Dee la dueña de la tienda y cómoda vivienda que había en el piso superior, que se había convertido en una buena amiga, la había invitado a cenar esa noche.

Beth se puso a guardar las piezas muy desanimada, estremeciéndose ligeramente mientras lo hacía. Los artículos que tenía en la mano eran más adecuados para tarros de mermelada que para copas, decidió Beth haciendo una mueca de asco.

—No sé si me equivoco —le había dicho Dee unas semanas atrás—, pero creo que he oído que algunos de los procesos de producción de porcelana y cristal son un poco burdos comparados a los nuestros.

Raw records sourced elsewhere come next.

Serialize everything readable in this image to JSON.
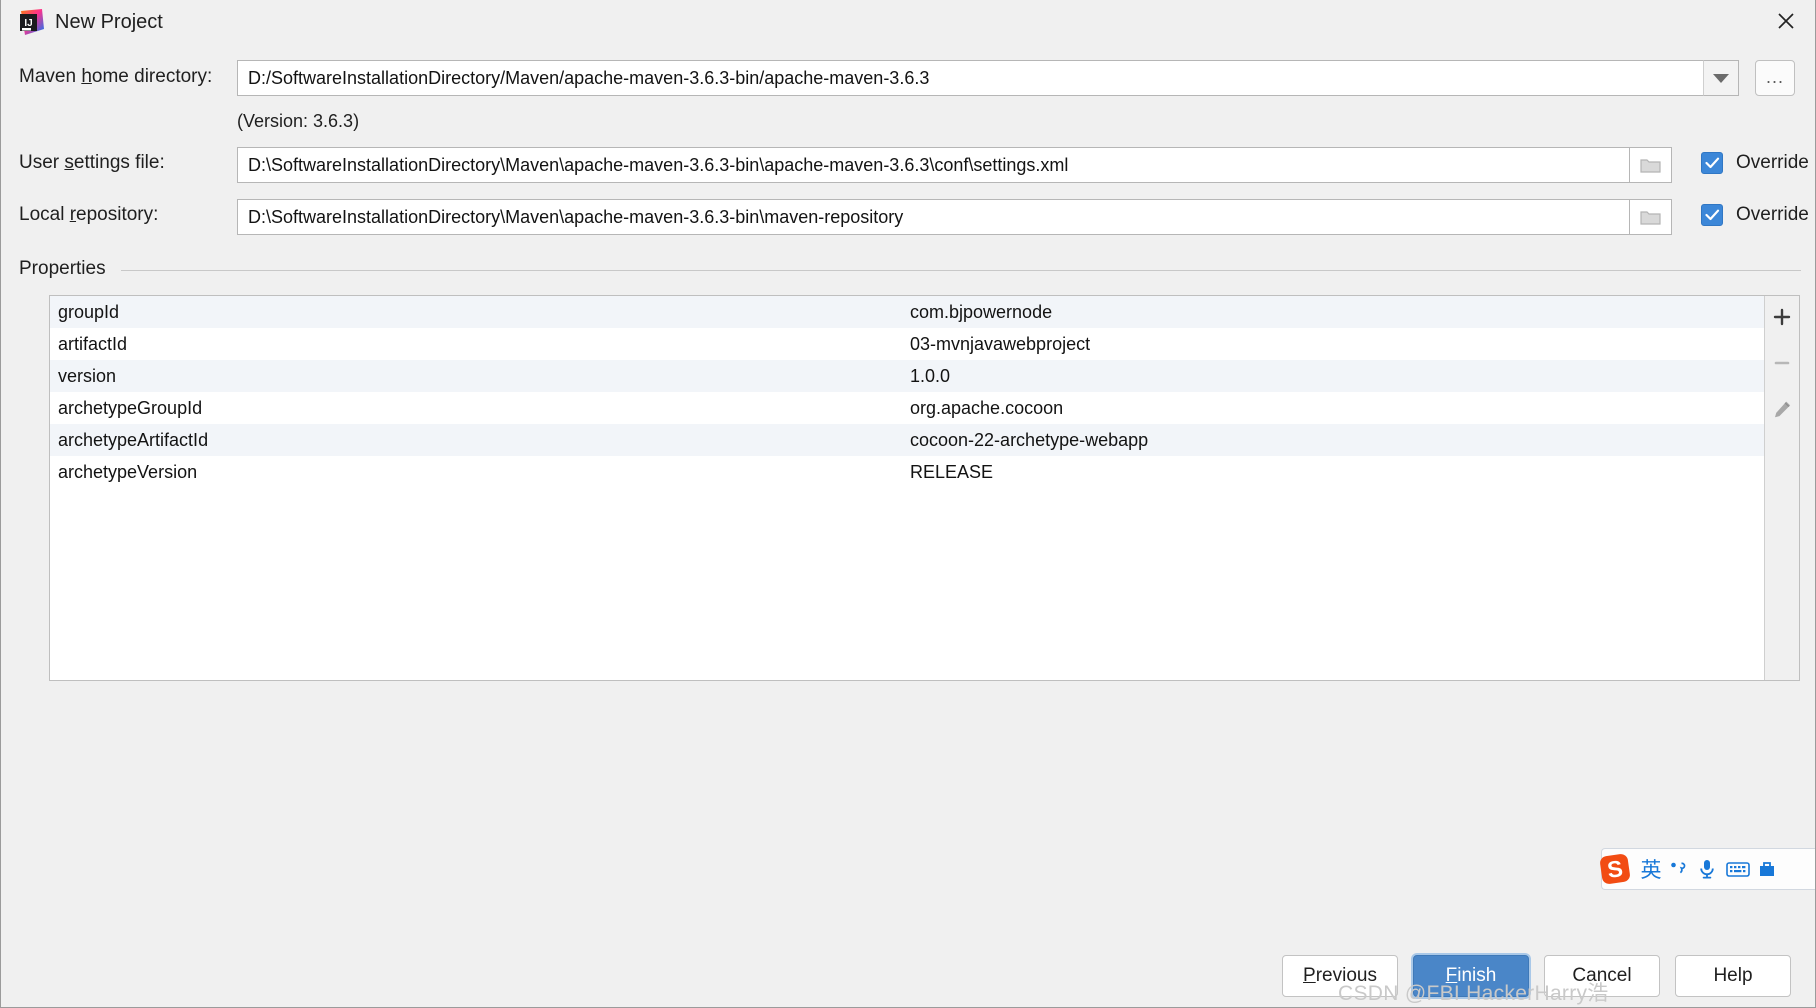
{
  "window": {
    "title": "New Project",
    "app_icon": "intellij-idea-icon",
    "close_icon": "close-icon"
  },
  "form": {
    "maven_home": {
      "label_before": "Maven ",
      "label_mnemonic": "h",
      "label_after": "ome directory:",
      "value": "D:/SoftwareInstallationDirectory/Maven/apache-maven-3.6.3-bin/apache-maven-3.6.3",
      "dropdown_icon": "chevron-down-icon",
      "browse_label": "...",
      "version_note": "(Version: 3.6.3)"
    },
    "user_settings": {
      "label_before": "User ",
      "label_mnemonic": "s",
      "label_after": "ettings file:",
      "value": "D:\\SoftwareInstallationDirectory\\Maven\\apache-maven-3.6.3-bin\\apache-maven-3.6.3\\conf\\settings.xml",
      "folder_icon": "folder-icon",
      "override_label": "Override",
      "override_checked": true
    },
    "local_repository": {
      "label_before": "Local ",
      "label_mnemonic": "r",
      "label_after": "epository:",
      "value": "D:\\SoftwareInstallationDirectory\\Maven\\apache-maven-3.6.3-bin\\maven-repository",
      "folder_icon": "folder-icon",
      "override_label": "Override",
      "override_checked": true
    }
  },
  "properties": {
    "section_title": "Properties",
    "rows": [
      {
        "key": "groupId",
        "value": "com.bjpowernode"
      },
      {
        "key": "artifactId",
        "value": "03-mvnjavawebproject"
      },
      {
        "key": "version",
        "value": "1.0.0"
      },
      {
        "key": "archetypeGroupId",
        "value": "org.apache.cocoon"
      },
      {
        "key": "archetypeArtifactId",
        "value": "cocoon-22-archetype-webapp"
      },
      {
        "key": "archetypeVersion",
        "value": "RELEASE"
      }
    ],
    "toolbar": {
      "add_icon": "plus-icon",
      "remove_icon": "minus-icon",
      "edit_icon": "pencil-icon"
    }
  },
  "ime": {
    "logo": "sogou-logo-icon",
    "mode_label": "英",
    "punctuation_icon": "punctuation-icon",
    "mic_icon": "microphone-icon",
    "keyboard_icon": "keyboard-icon",
    "toolbox_icon": "toolbox-icon"
  },
  "footer": {
    "previous": {
      "before": "",
      "mnemonic": "P",
      "after": "revious"
    },
    "finish": {
      "before": "",
      "mnemonic": "F",
      "after": "inish"
    },
    "cancel": {
      "label": "Cancel"
    },
    "help": {
      "label": "Help"
    }
  },
  "watermark": {
    "text": "CSDN @FBI HackerHarry浩"
  },
  "colors": {
    "accent": "#4a86c8",
    "checkbox": "#3c87d8",
    "dialog_bg": "#f0f0f0",
    "row_alt": "#f2f5f9"
  }
}
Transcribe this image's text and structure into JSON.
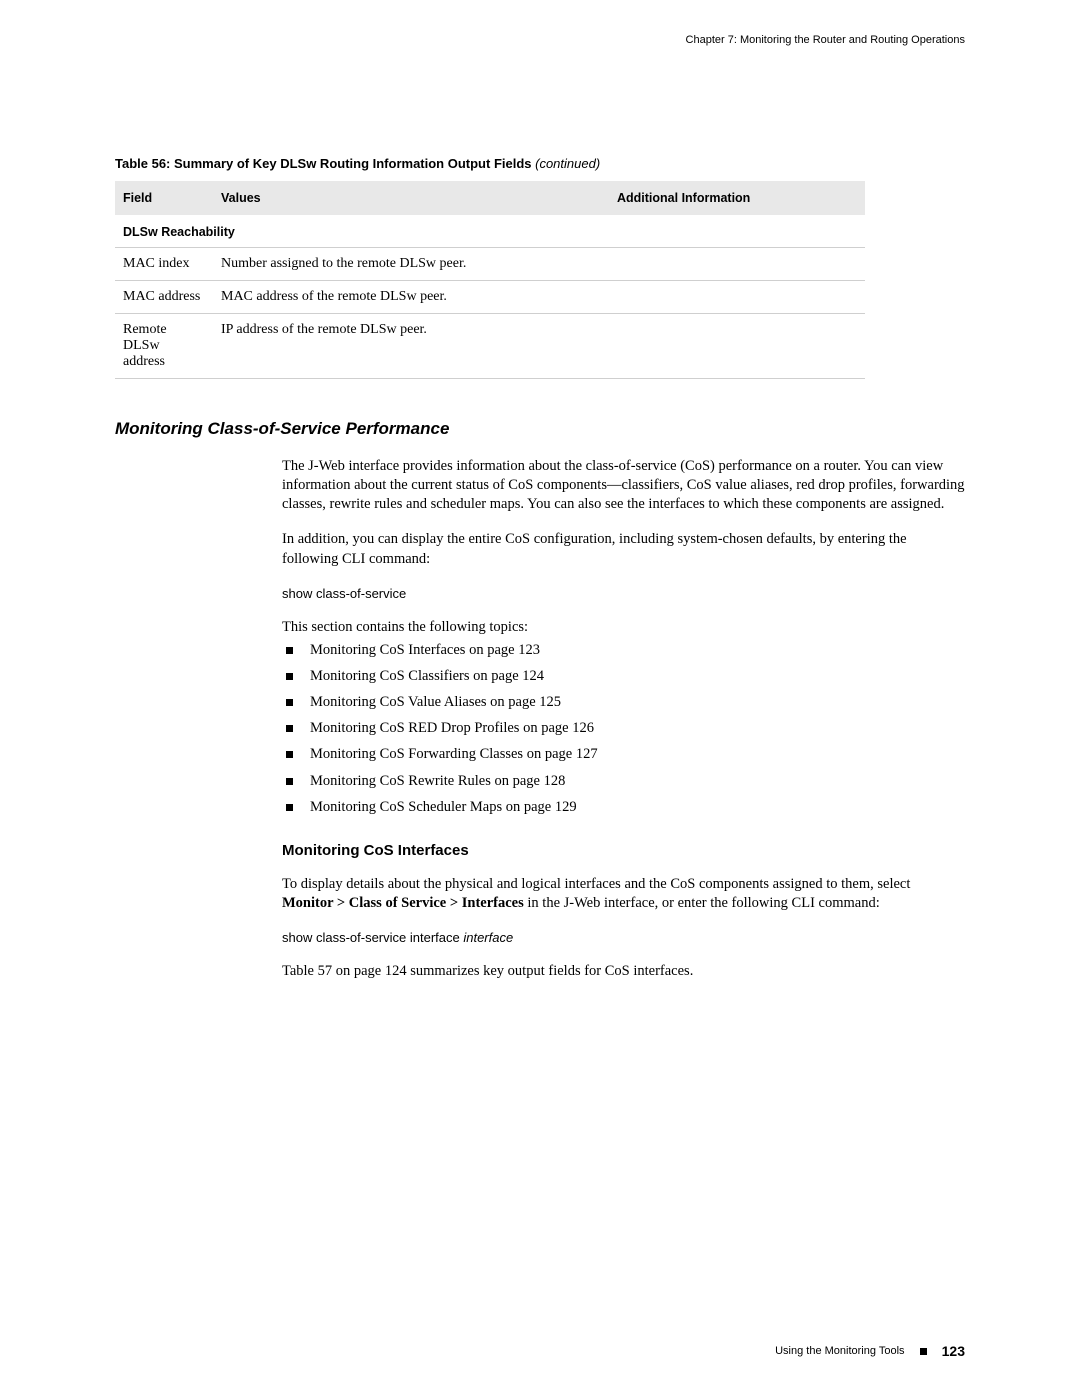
{
  "running_header": "Chapter 7: Monitoring the Router and Routing Operations",
  "table": {
    "caption_main": "Table 56: Summary of Key DLSw Routing Information Output Fields",
    "caption_suffix": " (continued)",
    "headers": {
      "c1": "Field",
      "c2": "Values",
      "c3": "Additional Information"
    },
    "section_label": "DLSw Reachability",
    "rows": [
      {
        "field": "MAC index",
        "values": "Number assigned to the remote DLSw peer."
      },
      {
        "field": "MAC address",
        "values": "MAC address of the remote DLSw peer."
      },
      {
        "field": "Remote DLSw address",
        "values": "IP address of the remote DLSw peer."
      }
    ]
  },
  "section": {
    "heading": "Monitoring Class-of-Service Performance",
    "para1": "The J-Web interface provides information about the class-of-service (CoS) performance on a router. You can view information about the current status of CoS components—classifiers, CoS value aliases, red drop profiles, forwarding classes, rewrite rules and scheduler maps. You can also see the interfaces to which these components are assigned.",
    "para2": "In addition, you can display the entire CoS configuration, including system-chosen defaults, by entering the following CLI command:",
    "command1": "show class-of-service",
    "para3": "This section contains the following topics:",
    "topics": [
      "Monitoring CoS Interfaces on page 123",
      "Monitoring CoS Classifiers on page 124",
      "Monitoring CoS Value Aliases on page 125",
      "Monitoring CoS RED Drop Profiles on page 126",
      "Monitoring CoS Forwarding Classes on page 127",
      "Monitoring CoS Rewrite Rules on page 128",
      "Monitoring CoS Scheduler Maps on page 129"
    ],
    "subheading": "Monitoring CoS Interfaces",
    "para4_pre": "To display details about the physical and logical interfaces and the CoS components assigned to them, select ",
    "para4_menu": "Monitor > Class of Service > Interfaces",
    "para4_post": " in the J-Web interface, or enter the following CLI command:",
    "command2_base": "show class-of-service interface ",
    "command2_arg": "interface",
    "para5": "Table 57 on page 124 summarizes key output fields for CoS interfaces."
  },
  "footer": {
    "label": "Using the Monitoring Tools",
    "page": "123"
  }
}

—Quizá en un mercado de calidad inferior —Beth había defendido—. Pero la fábrica en la que estuve originariamente se dedicaba a fabricar artículos para la casa real rusa. El director de ventas me mostró unas piezas de lo más exquisito que he visto en mi vida, que habían sido fabricadas para un príncipe rumano. Me recordaron mucho a las vajillas de Sèvres, y la traslucidez de la porcelana era impresionante. Los checos están muy orgullosos de fabricar un cristal de tan alta calidad.

Esa información tenía que agradecérsela a Alex Andrews. Él se lo había comentado muy enojado cuando ella lo había acusado de intentar convencerla para que comprara el cristal a sus primos, y la causa de una disputa entre ellos.

Beth jamás había conocido a nadie que la enfureciera tanto como él. Había provocado en ella una reacción tan rabiosa y apasionada que hasta a ella la había asombrado.

Rápidamente, Beth continuó empaquetando las cajas. «Recuerda», se dijo con vehemencia. «No vas a volver a pensar en él. Ni tampoco en lo que pasó…»

Para desgracia suya, Beth se puso colorada.

—Dios mío, eres estupenda. Tan dulce y amable en la superficie y tan apasionada y alocada en privado, tan apasionada y alocada…

Furiosa consigo misma, Beth pegó un respingo.

—No ibas a pensar en él —se dijo con indignación—. No vas a pensar en él.